Do not enter a non-reinforced pit of more than 1 metre deep. You can die, and people have.

http://www.ags.org.uk/site/newsletters/nlnov08.cfm#alert
In reply to leon:

Does the sump you dug have a drain? If not, isn't it simply going to fill with water up to the level of the water table, and then you have the same problem? Or are you assuming the sump will drain into the surrounding earth (sounds like that's the plan your Dad is suggesting by digging under the floor)? What's ground type? Are you hitting impermeable bedrock or clay (i.e. so the sump cannot drain)?

I take it you meant 'visqueen', since google doesn't find much relevant for 'vasquine'...

http://www.visqueenbuilding.co.uk/

Maybe one of their tanking membranes might be the answer, but that might involve digging out the entire space behind the wall, applying the membrane, and then back-filling.
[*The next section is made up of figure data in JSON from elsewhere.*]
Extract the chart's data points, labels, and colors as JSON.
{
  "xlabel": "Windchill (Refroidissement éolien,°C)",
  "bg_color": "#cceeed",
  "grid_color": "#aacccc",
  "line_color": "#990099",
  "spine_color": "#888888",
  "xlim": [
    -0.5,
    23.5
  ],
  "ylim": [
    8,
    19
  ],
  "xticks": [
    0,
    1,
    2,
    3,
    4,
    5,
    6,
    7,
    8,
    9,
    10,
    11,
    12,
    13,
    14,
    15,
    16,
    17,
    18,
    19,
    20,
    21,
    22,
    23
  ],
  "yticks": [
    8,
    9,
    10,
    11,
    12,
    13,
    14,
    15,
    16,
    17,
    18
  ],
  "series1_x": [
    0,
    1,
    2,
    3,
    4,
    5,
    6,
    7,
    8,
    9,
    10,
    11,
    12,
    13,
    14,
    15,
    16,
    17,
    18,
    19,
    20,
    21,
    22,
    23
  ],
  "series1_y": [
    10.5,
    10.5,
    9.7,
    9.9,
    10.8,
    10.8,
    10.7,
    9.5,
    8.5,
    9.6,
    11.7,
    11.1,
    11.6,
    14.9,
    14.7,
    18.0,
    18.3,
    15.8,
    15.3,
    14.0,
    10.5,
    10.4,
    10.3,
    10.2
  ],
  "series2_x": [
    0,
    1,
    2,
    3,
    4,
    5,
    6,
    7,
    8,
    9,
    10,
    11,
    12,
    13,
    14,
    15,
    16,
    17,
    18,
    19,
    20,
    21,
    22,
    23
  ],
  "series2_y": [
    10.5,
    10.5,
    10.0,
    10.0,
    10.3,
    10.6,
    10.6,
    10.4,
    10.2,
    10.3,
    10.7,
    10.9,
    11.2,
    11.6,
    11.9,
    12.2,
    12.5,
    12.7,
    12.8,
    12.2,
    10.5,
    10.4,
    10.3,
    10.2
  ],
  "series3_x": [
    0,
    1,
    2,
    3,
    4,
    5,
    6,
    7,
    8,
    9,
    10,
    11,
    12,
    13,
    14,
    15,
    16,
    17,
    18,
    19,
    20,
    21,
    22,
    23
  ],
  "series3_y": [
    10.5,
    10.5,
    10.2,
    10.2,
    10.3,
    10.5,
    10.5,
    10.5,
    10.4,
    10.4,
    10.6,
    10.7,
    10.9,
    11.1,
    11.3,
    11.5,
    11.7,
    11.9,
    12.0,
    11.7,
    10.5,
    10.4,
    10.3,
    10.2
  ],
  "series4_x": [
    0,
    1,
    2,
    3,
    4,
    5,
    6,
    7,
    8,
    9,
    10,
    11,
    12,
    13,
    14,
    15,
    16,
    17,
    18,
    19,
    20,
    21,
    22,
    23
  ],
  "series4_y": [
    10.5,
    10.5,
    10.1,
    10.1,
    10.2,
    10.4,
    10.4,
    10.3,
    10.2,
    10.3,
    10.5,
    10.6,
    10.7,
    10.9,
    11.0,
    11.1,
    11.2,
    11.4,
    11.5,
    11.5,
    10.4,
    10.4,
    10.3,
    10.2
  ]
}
http://www.visqueenbuilding.co.uk/tanking

ps. I'm just working from the basic principles of the problem, not from any professional or personal experience, since replies seemed rather sparse...
 MJ 30 Oct 2012
In reply to leon:

Do any of you have any ideas?

Yes, let nature take it's course and have an indoor deep water soloing venue.
 jonoh 30 Oct 2012
In reply to MJ: Or wait for it to freeze in the coming months and have an indoor ice wall
 Mark Edwards 30 Oct 2012
In reply to leon:

A submersible pump and float switch in the sump?
 MikeTS 30 Oct 2012
In reply to leon:
I have a spring under my house. To stop is rising above the basement floor which is built about 2 feet above bedrock, I have a sump pump. This pumps water out when it detects water into the storm drain.
 luke glaister 30 Oct 2012
In reply to leon: sounds like. as said above u need to tank the outside wall. big job by the sounds of it. your sump/sokeaway is too small to. and if like u think your in the water table it Will never be big enough. Not sure if u have a storm line anywhere lower down the garden u could run a pipe to from your sump. but tanking the wall Will sort it out if done rite....
OP leon 31 Oct 2012
In reply to leon:
It would be more like puddle splashing than DWS.

I have a sump pump but the water level in the sump is always below the floor on the other room!!
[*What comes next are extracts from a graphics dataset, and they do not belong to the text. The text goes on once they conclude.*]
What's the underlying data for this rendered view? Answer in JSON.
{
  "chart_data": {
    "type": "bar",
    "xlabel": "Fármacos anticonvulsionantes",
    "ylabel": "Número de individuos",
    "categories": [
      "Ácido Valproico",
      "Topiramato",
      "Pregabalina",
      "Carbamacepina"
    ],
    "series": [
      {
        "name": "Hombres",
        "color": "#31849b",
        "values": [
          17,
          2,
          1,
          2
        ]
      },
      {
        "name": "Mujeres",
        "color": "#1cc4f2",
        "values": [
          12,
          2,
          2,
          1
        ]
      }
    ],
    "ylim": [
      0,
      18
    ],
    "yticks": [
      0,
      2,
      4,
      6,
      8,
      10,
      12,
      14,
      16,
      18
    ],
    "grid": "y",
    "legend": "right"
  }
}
The ground is a clay soil.

When we were digging the floor out my dad said he noticed water collecting in the two areas I now have the leak. I've read that the water table is not at the same level everywhere. Hence my dad thinking that if I dig under the water to where the water was pooling it might draw the water into the sump.
OP leon 31 Oct 2012
In reply to leon:
I suspect tanking out the wall will mean ripping out the climbing wall & taking the concrete floor up. I think I have to try other less drastic options first.